Bürokratieentlastungsgesetz und Jahressteuergesetz 2024 – umsatzsteuerliche Änderungen
Die Parlamentsarbeit lief zuletzt auf Hochtouren und das Vierte Bürokratieentlastungsgesetz (BEG IV) und das Jahressteuergesetz 2024 (JStG 2024) sind jüngst verabschiedet worden. Wir geben einen Überblick über die wesentlichen Änderungen im Bereich der Umsatzsteuer.

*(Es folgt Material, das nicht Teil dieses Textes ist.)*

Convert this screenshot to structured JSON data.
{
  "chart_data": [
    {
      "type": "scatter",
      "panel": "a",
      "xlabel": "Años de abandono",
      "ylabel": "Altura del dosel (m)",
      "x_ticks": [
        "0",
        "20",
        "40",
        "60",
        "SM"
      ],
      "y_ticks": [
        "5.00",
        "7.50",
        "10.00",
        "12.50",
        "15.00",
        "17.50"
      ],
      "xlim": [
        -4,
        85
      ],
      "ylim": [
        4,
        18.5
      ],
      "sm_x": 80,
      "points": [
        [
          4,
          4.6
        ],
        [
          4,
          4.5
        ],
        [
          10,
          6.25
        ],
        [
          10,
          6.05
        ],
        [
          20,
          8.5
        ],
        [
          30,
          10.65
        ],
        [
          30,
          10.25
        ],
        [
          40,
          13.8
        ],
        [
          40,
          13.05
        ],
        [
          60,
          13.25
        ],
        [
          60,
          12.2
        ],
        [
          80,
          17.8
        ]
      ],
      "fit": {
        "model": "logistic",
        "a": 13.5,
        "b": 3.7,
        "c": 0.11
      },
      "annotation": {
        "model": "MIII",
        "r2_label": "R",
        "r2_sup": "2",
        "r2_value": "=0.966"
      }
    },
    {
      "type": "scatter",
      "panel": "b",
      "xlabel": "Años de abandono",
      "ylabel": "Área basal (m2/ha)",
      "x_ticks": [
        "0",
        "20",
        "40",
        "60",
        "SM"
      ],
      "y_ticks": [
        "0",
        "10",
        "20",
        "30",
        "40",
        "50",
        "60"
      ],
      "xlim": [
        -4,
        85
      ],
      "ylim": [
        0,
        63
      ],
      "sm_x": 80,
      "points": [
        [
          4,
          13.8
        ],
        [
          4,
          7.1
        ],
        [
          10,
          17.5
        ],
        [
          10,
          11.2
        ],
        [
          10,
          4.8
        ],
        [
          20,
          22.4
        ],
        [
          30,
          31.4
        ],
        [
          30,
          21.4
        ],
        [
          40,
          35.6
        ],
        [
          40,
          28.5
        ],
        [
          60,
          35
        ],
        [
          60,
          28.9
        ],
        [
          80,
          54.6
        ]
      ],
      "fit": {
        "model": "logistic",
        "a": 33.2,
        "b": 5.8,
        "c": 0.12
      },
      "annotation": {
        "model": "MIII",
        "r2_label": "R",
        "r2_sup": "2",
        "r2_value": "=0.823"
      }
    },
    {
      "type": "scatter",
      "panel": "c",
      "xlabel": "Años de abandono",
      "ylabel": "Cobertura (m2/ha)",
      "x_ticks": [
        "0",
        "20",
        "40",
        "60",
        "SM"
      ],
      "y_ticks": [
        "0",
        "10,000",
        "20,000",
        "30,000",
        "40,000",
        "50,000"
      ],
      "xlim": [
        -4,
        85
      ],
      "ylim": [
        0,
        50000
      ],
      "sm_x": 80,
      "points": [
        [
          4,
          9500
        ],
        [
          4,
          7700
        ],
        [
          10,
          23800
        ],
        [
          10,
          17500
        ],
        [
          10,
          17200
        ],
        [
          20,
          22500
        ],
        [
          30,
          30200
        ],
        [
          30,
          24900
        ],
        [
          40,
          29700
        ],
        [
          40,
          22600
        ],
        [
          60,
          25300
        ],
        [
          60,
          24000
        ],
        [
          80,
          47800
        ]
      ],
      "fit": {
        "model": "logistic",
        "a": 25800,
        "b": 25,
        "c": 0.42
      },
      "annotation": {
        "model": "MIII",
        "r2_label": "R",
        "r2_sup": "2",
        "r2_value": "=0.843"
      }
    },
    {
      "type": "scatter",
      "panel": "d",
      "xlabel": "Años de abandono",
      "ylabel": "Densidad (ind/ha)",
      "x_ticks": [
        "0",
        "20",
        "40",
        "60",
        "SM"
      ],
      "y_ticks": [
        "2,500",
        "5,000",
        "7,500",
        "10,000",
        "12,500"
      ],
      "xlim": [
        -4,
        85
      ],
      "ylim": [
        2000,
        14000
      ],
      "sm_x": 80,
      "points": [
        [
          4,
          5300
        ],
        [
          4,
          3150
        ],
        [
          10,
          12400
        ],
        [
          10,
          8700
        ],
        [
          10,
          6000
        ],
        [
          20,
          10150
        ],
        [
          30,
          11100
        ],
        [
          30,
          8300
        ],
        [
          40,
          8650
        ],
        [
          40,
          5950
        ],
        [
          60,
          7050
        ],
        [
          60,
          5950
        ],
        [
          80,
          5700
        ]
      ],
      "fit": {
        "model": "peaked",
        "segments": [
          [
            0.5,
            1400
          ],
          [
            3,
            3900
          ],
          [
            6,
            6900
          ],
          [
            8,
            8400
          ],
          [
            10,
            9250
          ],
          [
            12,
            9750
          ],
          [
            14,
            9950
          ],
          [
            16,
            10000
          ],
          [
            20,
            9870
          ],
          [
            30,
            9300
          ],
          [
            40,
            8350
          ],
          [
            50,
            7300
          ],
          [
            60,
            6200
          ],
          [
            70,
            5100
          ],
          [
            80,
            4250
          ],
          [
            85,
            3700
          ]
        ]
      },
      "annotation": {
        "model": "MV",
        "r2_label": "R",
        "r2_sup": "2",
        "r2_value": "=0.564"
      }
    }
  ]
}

1. Bürokratieentlastungsgesetz
Mit dem BEG IV verfolgt der Gesetzgeber das Ziel, den Bürokratieabbau in Deutschland voranzutreiben. Die Umsatzsteuer ist durch nachfolgende Änderungen betroffen:
Die Aufbewahrungsfrist von Rechnungen wird von zehn auf acht Jahre verkürzt (§ 14b Abs. 1 S. 1 UStG). Dies betrifft nicht nur neu ausgestellte Rechnungen, sondern gilt auch für bereits ausgestellte Belege (§ 27 Abs. 40 UStG).
Künftig sind Unternehmer nur noch dann zur monatlichen statt quartalsweiser Abgabe von Voranmeldungen verpflichtet, wenn die Steuer im Vorjahr mehr als 9.000 Euro (bisher 7.500 Euro) betragen hat (§ 18 Abs. 2 S. 2 UStG). Korrespondierend hierzu kann sich der Unternehmer statt der quartalsweisen Abgabe erst ab einem Vorsteuerüberhang von 9.000 Euro (bisher 7.000 Euro) dazu entscheiden, monatliche Voranmeldungen abzugeben.
Wiederverkäufer i. S. d. § 25a UStG dürfen künftig Umsätze mit Gegenständen, deren Einkaufspreis maximal 750 Euro (bisher 500 Euro) beträgt, nach der sog. Gesamtdifferenzmethode versteuern.
2. Jahressteuergesetz 2024
Durch das JStG 2024 ergeben sich zahlreiche umsatzsteuerliche Änderungen, die wichtigsten Anpassungen stellen wir nachfolgend vor:
§ 2b UStG – Verlängerung der Übergangsfrist
Die aktuelle (am 31. Dezember 2024 endende) Übergangsregelung wird um weitere zwei Jahre bis zum 31. Dezember 2026 verlängert. Die Neuregelungen zur Besteuerung der öffentlichen Hand sind somit voraussichtlich erst ab 2027 anzuwenden (§ 27 Abs. 22a UStG).
§ 3 Abs. 4 UStG – Werklieferung
In § 3 Abs. 4 UStG wird basierend auf der Rechtsprechung des Bundesfinanzhofs klargestellt werden, dass eine Werklieferungen nur dann vorliegt, wenn bei der Ausführung ein fremder Gegenstand be- oder verarbeitet wird. Liegt diese Voraussetzung nicht vor, handelt es sich entweder um eine Warenlieferung oder um eine Dienstleistung. Die Unterscheidung hat insbesondere Auswirkungen auf die Regelungen zur Steuerschuldumkehr bei Beteiligung ausländischer Unternehmen (§ 13b UStG).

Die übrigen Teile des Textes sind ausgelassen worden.